Is een opzegtermijn van meer dan één maand in een duurovereenkomst
tussen een handelaar en een consument in de hele EU zonder meer
oneerlijk? Maakt het uit of daar een lagere abonnementsprijs tegenover
staat? Hangt de oneerlijkheid van de termijn af van de vraag of de
consument op die termijn is gewezen? Of is van belang dat een nationale
consumentenorganisatie bij de totstandkoming van de voorwaarde
betrokken is geweest? In Nederland verbiedt de initiatiefwet Van Dam,
die in januari 2012 in werking treedt, dat de consument een
opzegtermijn van meer dan één maand wordt opgelegd. In Frankrijk
daarentegen is beslissend of de handelaar aan dezelfde termijn is
gebonden en of er kosten aan het opzeggen zijn verbonden. En in
Engeland geeft de vraag of de consument over het beding is geïnformeerd
mogelijk de doorslag.
Charlotte Pavillon ging na hoe beide open oneerlijkheidsnormen in
Nederland, Frankrijk en Engeland worden uitgelegd en toegepast en keek
naar de nationale omzettings- en handhavingskeuzes. Het bleek dat in de
onderzochte lidstaten verschillend met de open normen wordt omgegaan en
dat Europese harmonisatie in de praktijk uitblijft.
Pavillon vergeleek de invloed van het nationale en het Europese
referentiekader op de uitleg en toepassing van de oneerlijkheidsnormen.

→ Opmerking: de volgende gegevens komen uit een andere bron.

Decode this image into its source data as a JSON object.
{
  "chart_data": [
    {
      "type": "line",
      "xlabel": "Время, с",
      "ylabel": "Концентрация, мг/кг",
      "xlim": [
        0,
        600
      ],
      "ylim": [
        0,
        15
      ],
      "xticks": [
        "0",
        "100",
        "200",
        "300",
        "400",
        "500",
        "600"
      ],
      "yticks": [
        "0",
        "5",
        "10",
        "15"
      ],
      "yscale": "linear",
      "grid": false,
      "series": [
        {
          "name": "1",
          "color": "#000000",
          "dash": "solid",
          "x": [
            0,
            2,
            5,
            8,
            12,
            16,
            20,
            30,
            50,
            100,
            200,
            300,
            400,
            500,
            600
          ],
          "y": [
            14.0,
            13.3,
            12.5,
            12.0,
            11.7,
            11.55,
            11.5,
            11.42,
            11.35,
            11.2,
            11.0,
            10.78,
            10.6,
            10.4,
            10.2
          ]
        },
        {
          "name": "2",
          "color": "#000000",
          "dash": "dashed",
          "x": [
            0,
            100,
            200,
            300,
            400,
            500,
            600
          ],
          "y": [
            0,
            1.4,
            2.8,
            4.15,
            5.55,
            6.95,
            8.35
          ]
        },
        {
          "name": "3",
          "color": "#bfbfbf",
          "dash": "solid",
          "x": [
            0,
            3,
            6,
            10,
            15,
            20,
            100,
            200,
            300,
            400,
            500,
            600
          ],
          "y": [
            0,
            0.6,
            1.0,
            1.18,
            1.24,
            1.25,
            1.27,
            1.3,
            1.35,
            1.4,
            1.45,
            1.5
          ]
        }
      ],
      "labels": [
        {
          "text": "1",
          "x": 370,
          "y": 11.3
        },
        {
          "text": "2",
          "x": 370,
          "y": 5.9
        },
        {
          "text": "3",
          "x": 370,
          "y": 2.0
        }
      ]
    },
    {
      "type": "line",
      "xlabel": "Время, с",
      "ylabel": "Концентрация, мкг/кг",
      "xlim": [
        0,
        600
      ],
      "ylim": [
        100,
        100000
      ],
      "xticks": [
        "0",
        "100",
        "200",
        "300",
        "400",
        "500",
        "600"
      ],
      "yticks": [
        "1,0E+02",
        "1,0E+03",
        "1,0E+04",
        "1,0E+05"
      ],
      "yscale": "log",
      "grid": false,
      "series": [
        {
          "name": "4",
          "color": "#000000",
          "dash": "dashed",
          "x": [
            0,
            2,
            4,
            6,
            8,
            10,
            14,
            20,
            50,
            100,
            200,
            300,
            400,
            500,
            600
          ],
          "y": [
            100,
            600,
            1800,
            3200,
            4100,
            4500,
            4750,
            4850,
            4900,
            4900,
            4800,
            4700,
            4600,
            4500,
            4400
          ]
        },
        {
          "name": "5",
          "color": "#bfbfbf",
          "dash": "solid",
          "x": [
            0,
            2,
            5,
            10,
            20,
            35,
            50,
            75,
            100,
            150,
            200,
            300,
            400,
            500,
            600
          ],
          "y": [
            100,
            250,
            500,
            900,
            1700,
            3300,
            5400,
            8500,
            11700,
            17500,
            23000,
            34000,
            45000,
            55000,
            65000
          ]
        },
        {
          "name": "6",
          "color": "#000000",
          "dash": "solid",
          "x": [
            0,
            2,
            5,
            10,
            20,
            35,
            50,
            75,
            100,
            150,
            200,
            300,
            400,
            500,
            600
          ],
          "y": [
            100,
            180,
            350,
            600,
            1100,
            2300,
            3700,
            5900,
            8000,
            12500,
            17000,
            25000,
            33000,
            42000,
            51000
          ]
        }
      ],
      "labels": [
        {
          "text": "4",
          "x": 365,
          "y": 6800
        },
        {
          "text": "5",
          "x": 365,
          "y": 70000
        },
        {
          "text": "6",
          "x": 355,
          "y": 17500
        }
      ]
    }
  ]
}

Zij concludeert dat de beschikbare Europese `handvatten' niet in staat
zijn om een geharmoniseerde uitleg en toepassing van die normen te
bewerkstelligen en stelt verschillende maatregelen voor die de
harmonisatie in de praktijk kunnen bevorderen. Meer transnationaal
overleg tussen wetgevers en tussen handhavende instanties, een minder
op de bijzondere omstandigheden van het geval gerichte toets waarbij
gebruik wordt gemaakt van vaste, geobjectiveerde gezichtspunten, en een
eenduidige uitleg van de open normen door het Hof van Justitie zouden
de harmonisatie in de praktijk ten goede komen. Met andere woorden: de
harmonisatie van open normen vergt meer afstemming, abstractie en
autonome interpretatie.
Charlotte Pavillon (Groningen, 1980) studeerde Beleid en Bestuur in
Internationale Organisaties, alsmede Europees en Internationaal Recht
aan de Rijksuniversiteit Groningen. Zij verrichtte haar onderzoek bij
de vakgroep Privaatrecht en Notarieel recht. Zij is thans postdoc
onderzoekster bij het Groningen Centre for Law and Governance. Van het
proefschrift verschijnt een handelseditie bij uitgeverij Kluwer.